The Guide, which can easily be read in an evening, gives pointers on briefs, depositions, appeals and style that should instantly improve the talents of most members of the bar. The fact that it’s also funny makes it especially easy reading.

How do I know it will improve the talents of most lawyers? Because as I write this review, another book is coming out, by Justice Antonin Scalia and Bryan Garner, on persuasive legal writing. And while you certainly know who Scalia is, and probably know that he knows how to write, most lawyers have no idea who Garner is. And Garner is the one that, with the help of judges across the land, exposes much of our legal writing as crap.

Garner is one of the leading authorities on persuasive legal writing, whose continuing legal education classes I’ve taken twice. A lawyer will learn more about writing from Garner in one day’s class than s/he will learn in three years of law school. The videos from judges shredding the writing of people who claim to have law degrees, but can’t seem to identify the issues they wish to present, is shocking. It also gives a person confidence that s/he can excel in the profession, if for no other reason than the bar of the bar is set pretty low.

And Herrmann, with his little Guide, proves himself to be a close cousin to that guru of legal writing with his emphasis on keeping the lawyer’s work short and clean. It’s not just the content of his book that is important, but the way it’s been written. Being knowledgeable on the law is useless without an effective means of communicating that knowledge. And Herrmann demonstrates that he knows a thing or two about communication.
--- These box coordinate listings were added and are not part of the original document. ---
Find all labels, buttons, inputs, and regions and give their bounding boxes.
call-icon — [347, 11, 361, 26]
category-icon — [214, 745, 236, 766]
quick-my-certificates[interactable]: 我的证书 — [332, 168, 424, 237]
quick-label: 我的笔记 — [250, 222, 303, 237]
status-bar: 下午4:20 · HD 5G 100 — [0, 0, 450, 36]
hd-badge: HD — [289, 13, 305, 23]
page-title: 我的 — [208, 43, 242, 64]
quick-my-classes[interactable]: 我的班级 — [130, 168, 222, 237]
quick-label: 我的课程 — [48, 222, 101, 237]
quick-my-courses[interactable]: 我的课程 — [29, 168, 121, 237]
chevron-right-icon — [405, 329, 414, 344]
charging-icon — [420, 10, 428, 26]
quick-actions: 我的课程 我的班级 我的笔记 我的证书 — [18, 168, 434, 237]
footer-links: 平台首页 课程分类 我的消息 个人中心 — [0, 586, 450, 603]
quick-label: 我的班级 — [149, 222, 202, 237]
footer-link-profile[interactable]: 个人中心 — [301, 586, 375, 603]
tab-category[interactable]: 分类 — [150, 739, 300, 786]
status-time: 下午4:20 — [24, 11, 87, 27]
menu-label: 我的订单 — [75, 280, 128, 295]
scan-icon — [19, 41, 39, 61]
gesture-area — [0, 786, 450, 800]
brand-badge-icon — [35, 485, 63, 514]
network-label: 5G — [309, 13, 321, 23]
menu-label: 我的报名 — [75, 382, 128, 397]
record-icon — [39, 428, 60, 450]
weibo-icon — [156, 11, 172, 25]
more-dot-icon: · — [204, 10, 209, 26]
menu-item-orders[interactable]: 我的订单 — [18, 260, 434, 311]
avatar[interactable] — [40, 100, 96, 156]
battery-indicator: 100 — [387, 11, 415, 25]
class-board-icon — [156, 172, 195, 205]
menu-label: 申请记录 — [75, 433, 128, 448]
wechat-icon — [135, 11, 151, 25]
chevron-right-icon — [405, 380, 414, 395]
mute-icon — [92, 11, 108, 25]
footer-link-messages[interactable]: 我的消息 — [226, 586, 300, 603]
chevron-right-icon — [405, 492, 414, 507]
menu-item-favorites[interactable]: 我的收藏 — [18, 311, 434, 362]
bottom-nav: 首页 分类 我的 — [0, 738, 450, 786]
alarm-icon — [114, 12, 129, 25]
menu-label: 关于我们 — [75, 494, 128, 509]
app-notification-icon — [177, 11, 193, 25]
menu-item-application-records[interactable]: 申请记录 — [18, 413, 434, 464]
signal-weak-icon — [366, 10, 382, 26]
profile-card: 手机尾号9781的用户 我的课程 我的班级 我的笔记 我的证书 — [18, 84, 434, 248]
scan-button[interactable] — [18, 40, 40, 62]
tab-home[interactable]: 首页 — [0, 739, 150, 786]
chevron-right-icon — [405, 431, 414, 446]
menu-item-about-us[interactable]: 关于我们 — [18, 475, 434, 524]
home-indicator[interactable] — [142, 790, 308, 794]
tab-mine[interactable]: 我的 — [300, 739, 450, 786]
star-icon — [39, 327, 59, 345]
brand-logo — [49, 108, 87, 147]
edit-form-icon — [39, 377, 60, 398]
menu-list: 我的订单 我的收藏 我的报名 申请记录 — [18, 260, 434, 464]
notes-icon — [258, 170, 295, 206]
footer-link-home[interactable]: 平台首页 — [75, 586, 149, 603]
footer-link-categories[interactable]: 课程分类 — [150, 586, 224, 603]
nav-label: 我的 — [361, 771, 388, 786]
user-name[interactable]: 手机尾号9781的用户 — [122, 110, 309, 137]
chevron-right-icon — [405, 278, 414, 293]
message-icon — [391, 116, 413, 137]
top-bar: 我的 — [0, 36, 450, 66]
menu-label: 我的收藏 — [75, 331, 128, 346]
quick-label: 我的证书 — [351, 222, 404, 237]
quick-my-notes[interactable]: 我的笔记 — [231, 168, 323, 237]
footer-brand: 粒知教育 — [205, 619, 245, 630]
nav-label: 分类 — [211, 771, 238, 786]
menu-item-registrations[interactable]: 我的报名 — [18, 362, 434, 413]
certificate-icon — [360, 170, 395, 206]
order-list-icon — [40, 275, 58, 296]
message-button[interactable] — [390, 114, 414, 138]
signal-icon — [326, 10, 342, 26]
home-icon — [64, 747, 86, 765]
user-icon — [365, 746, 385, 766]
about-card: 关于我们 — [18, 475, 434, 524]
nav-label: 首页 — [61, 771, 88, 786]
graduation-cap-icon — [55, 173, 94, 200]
Both writers would make quick work of the overly pretentious and wordy nonsense that comes off the keyboards of so many. (“Enclosed herewith from the undersigned, please find the previously discussed document. Said document is enclosed for your consideration relating to my agreement to forward said document to your attention blah, blah, vomit, vomit, alphabet soup acronym, more useless words.”) Both writers, incidentally, have also taken on one of my pet peeves, the voice mail with the phone number spokensofastyoucantunderstandit.

The little Guide has already sold 20,000 copies. Not too shabby for a law book published by the American Bar Association, and enough to make it an instant classic. And while I’ve never met Herrmann, I feel safe in saying he is much too young to be an actual Curmudgeon, since he’s only a couple of years older than me.